Tengo dos escenas insistentes en mi memoria, ambas de reciente calca mientras atravesaba el centro de esta ciudad. En ambas, lo patético alcanza nuevas cotas, imposibles de obviar.
1- La primera es la de un grupo de estudiantes de secundaria, alumnos y alumnas de esos nuevos colegios privados que saturan los estrechos edificios del centro. Corren arriba y abajo de la acera, por relevos. Uno de ellos desvía y pide a los peatones que por favor se cruce a la otra acera. "Estamos en Educación Física", dice entre molesto y apenado. El joven maestro no se inmuta y hace correr a todos y todas. Tocar la pared y regresar. Regresar y agacharse. Con permiso, por favor, con permiso. Hacer cuclillas y saltar. Saltar y Estirarse. Con permiso, por favor, con permiso. Los que vamos de transeúntes apenas damos crédito a lo que vemos. Tanto es el absurdo de la escena, tanto el abandono y tanta la tosudez del maestro. Los espacios públicos en Tegucigalpa son los que se inventan. No hay el menor interés en crearlos y eso dice mucho de la clase política y su estrechez. El ghetto es real.

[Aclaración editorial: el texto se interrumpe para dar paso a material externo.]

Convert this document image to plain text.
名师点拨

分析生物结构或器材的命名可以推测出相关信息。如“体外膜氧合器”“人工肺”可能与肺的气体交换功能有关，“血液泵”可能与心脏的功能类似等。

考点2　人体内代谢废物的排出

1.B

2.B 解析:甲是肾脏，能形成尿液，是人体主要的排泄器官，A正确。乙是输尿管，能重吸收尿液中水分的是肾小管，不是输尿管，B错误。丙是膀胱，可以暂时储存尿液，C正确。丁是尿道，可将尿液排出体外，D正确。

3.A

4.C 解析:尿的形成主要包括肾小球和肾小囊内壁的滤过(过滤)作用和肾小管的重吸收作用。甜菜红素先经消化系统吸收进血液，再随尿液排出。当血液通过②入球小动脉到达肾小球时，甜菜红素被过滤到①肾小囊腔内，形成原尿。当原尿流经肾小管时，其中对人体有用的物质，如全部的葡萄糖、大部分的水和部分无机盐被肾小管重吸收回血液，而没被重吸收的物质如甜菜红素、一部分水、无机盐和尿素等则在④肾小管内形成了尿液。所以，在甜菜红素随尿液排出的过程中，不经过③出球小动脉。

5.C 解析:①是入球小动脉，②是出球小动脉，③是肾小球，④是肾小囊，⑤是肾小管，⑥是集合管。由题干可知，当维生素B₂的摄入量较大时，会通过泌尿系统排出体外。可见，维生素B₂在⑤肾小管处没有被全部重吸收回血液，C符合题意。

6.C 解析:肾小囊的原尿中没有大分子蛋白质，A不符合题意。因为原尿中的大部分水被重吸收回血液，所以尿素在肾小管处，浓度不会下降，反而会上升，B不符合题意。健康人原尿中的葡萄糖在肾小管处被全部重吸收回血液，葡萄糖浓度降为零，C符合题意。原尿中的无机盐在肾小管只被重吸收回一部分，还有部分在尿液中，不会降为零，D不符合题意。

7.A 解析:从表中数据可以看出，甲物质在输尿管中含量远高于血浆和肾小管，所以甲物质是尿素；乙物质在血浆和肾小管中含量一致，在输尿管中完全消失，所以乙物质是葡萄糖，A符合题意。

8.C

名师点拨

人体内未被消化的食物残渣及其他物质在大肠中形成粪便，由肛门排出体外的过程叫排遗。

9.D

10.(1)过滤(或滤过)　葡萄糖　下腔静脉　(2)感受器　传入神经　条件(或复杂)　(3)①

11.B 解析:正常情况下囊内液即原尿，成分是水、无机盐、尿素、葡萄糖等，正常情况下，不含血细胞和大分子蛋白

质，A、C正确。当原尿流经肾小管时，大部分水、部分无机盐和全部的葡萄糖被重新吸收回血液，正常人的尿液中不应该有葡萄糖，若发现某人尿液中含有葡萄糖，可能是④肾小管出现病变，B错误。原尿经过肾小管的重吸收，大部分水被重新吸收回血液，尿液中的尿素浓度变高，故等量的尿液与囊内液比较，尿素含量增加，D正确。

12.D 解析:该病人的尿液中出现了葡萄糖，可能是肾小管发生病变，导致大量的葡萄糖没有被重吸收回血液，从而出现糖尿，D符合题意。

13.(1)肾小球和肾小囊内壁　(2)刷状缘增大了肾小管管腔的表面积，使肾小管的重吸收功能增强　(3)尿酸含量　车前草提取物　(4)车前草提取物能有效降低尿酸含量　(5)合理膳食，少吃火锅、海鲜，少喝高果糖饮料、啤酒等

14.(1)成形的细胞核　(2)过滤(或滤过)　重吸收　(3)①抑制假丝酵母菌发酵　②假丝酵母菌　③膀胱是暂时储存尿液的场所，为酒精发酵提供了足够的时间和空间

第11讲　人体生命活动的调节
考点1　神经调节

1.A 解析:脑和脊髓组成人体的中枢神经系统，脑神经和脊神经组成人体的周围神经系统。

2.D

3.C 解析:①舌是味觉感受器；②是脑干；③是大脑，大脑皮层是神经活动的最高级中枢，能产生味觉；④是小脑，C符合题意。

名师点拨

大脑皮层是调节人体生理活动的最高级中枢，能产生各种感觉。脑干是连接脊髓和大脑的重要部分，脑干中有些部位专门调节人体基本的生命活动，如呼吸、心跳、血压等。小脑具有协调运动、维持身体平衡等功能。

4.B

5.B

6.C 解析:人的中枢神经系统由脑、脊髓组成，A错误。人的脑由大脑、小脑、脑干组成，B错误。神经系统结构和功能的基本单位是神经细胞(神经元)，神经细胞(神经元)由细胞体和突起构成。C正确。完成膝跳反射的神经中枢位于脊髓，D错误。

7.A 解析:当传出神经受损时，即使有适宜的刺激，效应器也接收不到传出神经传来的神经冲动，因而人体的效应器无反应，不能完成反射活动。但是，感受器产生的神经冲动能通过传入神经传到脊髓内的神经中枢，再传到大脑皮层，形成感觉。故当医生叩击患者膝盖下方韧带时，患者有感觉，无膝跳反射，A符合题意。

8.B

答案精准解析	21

2- La segunda escena es justo alrededor del monumento a Morazán. Repetidas una y mil veces las horas, cualquier hecho o presencia convoca a la rueda, ya sea para rodear a un pastor evangélico o para escuchar a un curandero cantante. Esta vez es la copulación de una pareja de perros lo que atrae el morbo y, en el colmo de la lujuria colectiva y el ocio más delirante, poco a poco se ha ido dejando un enorme espacio en limpio donde el centro de ese reloj sexual se concentra un frenético perro callejero en penetrar a su perra elegida. El perro trata y la gente hace como que no mira. El perro arremete y la gente se sonríe de lado. El perro penetra y la gente, lúbrica, lo celebra en la diversión más soez, rodean a los frenéticos animales y nadie se permite cruzar ante ellos para interrumpirlos. Terminan los perros y la ciudad entera es barrida de la historia.